I know how selective resentment can make nearly anything seem morally acceptable – and I am asking you all to become aware of it, too.  I have a class that brings people into connection with all the components of their ancestry (Meet Your Ancestors, launching on www.soaringdragon.biz/classes) including the noble and heroic.  These heroes are the parts of your DNA that you can tap into when you feel yourself getting up a head of steam around justifications for resentments.  A new class on Freeing Your Soul From the Poison of Resentment is debuting soon to give you tools for this.  

It all starts with awareness of what is really going on inside your thinking, and a commitment to listen to the better angels of your nature.  Deep breath and make a choice.  Pay your taxes, on all your income.  Give generously to those who have less than you do.  Realize what a hero you are for doing both.  YOU, my friend, are protecting seniors and children, and the disabled, and you are the guardian and protector of your community.  Be proud of yourself.  

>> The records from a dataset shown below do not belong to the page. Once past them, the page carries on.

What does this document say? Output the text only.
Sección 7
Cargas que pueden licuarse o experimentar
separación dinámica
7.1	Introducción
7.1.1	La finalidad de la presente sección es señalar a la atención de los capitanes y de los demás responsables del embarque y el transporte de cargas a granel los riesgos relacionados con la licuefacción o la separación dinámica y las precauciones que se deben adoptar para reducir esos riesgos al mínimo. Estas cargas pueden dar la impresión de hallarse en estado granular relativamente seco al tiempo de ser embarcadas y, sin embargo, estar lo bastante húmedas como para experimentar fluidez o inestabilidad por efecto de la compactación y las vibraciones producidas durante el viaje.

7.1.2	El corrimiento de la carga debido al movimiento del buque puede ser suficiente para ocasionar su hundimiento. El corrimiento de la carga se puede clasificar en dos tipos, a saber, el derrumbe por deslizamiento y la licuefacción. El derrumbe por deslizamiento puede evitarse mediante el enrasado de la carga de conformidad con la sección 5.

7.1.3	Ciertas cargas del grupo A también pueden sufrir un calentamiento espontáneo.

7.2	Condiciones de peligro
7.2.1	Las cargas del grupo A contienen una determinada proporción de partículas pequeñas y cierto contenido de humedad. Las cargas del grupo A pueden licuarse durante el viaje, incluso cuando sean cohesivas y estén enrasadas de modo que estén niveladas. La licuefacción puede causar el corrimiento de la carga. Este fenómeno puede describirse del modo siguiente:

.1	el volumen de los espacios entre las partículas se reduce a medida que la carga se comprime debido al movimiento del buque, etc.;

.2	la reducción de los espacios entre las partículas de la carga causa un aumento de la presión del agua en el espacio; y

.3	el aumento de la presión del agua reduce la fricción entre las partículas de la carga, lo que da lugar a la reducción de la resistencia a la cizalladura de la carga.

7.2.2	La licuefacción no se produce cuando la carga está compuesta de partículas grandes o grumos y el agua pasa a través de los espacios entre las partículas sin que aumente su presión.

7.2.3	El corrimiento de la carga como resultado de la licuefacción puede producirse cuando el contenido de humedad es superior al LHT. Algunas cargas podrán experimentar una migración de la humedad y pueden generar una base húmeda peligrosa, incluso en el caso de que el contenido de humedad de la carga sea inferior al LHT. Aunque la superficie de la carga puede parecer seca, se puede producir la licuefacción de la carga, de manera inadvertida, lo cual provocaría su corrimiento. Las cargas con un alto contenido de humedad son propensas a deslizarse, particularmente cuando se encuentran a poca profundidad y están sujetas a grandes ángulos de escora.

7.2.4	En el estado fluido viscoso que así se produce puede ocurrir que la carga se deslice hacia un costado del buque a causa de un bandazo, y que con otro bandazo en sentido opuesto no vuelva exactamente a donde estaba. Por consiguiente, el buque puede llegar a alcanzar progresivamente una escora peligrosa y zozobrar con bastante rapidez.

And remember the Hindu scripture, “Do not despise your neighbors who are poor, for many poor people were once well-off.  And you may someday be poor.”  We’re all in this together, my friends, we truly are.

If we all learn how to call on our inner hero, regardless of the choices that the swamp around us makes, we will have a roadmap to creating a paradise out of this Earth that we have inherited. 

  Take a step on that path today.  Take another step tomorrow.  Repeat until the day you die.